For instance, a satellite-measured imbalance of -1 unit can be caused by either -2 units of forcing combined with +1 unit of net feedback, OR by -5 units of forcing combined with +4 units of net feedback. There is no way to know for sure which is happening because cause and effect are intermingled.

After many months of research examining satellite data and the output from 18 of the IPCC climate models, I have found no way to separate this natural “internal radiative forcing” of temperature change from feedback resulting from that temperature change.

So how is it that the “consensus” of climate scientists is that CASE 1 is what is really happening in the climate system? Because when researchers have observed a decrease in cloud cover accompanying warming, they assume that the cloud decrease was CAUSED BY the warming (which would be positive cloud feedback). They do NOT consider the possibility that the cloud decrease was the CAUSE OF the warming.

In other words, they assume causation in only one direction (feedback) is occurring. This then gives the illusion of a sensitive climate system.

In fact, our new research to appear in Journal of Geophysical Research demonstrates that when natural cloud changes cause temperature changes, the presence of negative cloud feedback cannot even be detected. This is because causation in one direction (clouds forcing temperature) almost completely swamps causation in the opposite direction (temperature forcing clouds, which is by definition feedback).

[NOTE: The claims that there are “fingerprints” of anthropogenic warming are not true. The upper-tropospheric “hot spot”; greater warming over land than over the ocean; and greater warming at high latitudes than at low latitudes, are ALL to expected with any source of warming.]

WHEN WILL THEY LEARN?
Based upon my discussions with mainstream climate researchers, I am finding great reluctance on their part to even consider that such a simple error in interpretation could have been made after 20 years of climate research. As a result of this reluctance, most will not listen (or read) long enough to even understand what I am talking about. A few do understand, but they are largely in the “skeptics camp” anyway, and so their opinions are discounted.

When other scientists are asked about our work, they dismiss it without even understanding it.
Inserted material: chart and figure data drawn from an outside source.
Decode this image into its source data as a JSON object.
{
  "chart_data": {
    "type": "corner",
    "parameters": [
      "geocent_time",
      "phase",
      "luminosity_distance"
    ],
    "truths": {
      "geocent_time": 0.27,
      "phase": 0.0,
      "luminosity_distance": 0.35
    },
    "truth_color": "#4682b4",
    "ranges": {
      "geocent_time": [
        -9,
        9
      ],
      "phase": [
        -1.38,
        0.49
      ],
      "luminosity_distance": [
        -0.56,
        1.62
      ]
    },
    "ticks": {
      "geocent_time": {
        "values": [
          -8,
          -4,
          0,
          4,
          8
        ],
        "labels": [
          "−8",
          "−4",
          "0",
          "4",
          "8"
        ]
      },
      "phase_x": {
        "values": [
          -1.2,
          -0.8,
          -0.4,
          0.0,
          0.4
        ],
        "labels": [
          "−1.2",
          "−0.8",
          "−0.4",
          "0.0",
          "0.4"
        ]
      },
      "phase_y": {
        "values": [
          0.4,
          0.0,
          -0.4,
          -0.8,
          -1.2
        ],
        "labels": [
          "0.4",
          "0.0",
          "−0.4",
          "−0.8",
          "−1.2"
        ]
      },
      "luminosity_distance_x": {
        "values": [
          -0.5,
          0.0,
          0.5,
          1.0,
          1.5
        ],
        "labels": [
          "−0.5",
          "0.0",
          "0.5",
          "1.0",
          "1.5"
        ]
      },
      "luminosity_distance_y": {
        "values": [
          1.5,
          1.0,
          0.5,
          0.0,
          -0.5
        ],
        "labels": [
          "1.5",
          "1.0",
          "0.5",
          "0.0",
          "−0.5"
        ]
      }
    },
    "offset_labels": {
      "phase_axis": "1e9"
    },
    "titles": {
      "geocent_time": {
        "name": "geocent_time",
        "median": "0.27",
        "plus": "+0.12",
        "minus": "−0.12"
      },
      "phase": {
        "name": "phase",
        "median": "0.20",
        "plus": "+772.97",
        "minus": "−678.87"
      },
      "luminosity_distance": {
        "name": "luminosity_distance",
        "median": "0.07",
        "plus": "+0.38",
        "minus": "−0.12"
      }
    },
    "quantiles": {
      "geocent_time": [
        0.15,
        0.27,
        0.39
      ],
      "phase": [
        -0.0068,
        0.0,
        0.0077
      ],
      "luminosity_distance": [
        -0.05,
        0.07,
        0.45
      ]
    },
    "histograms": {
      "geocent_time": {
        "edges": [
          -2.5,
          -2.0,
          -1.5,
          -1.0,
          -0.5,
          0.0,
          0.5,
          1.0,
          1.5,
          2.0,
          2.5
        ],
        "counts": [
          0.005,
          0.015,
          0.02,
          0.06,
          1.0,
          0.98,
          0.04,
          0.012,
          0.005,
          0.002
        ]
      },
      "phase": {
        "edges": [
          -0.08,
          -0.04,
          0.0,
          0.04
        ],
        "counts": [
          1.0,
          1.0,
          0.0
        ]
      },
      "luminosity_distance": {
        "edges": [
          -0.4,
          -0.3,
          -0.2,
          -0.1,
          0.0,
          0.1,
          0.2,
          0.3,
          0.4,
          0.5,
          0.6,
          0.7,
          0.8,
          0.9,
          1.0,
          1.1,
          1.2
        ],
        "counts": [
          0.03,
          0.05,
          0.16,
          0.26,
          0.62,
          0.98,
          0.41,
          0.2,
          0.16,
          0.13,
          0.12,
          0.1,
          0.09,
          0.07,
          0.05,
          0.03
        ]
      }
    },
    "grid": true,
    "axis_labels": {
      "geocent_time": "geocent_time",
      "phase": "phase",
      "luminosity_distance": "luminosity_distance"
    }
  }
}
For instance, the last time I testified in congress, Kevin Trenberth countered my testimony with a pronouncement to the effect of “clouds cannot cause climate change“, which is an astoundingly arrogant and uninformed thing for a scientist to say. After all, we find clear evidence of clouds causing year-to-year climate variability in ALL of the IPCC models, so who is to say this cannot occur on decadal — or even centennial — time scales?

CLIMATE CHAOS
I’m often asked, what could cause such cloud changes? Well, we know that there are a myriad of factors other than just temperature that affect cloud formation. The most likely source of long-term cloud changes would be changes in ocean circulation, which can have very long time scales. But then I’m asked, what caused the ocean changes?

Well, what causes chaos? All of this could simply be the characteristics of a nonlinear dynamical “chaotic” climate system. While a few people have objected to my use of the term “chaotic” in this context, I see no reason why the traditional application of chaos theory to small space and time scales (such as in weather) can not be extended to the larger space and time scales involved in climate. Either way, chaos involves complex nonlinear behavior we do not yet understand, very small changes in which can have profound effects on the system later. It seems to me that such behavior can occur on all kinds of space and time scales.

In conclusion…Yes, Virginia, natural climate cycles really can exist.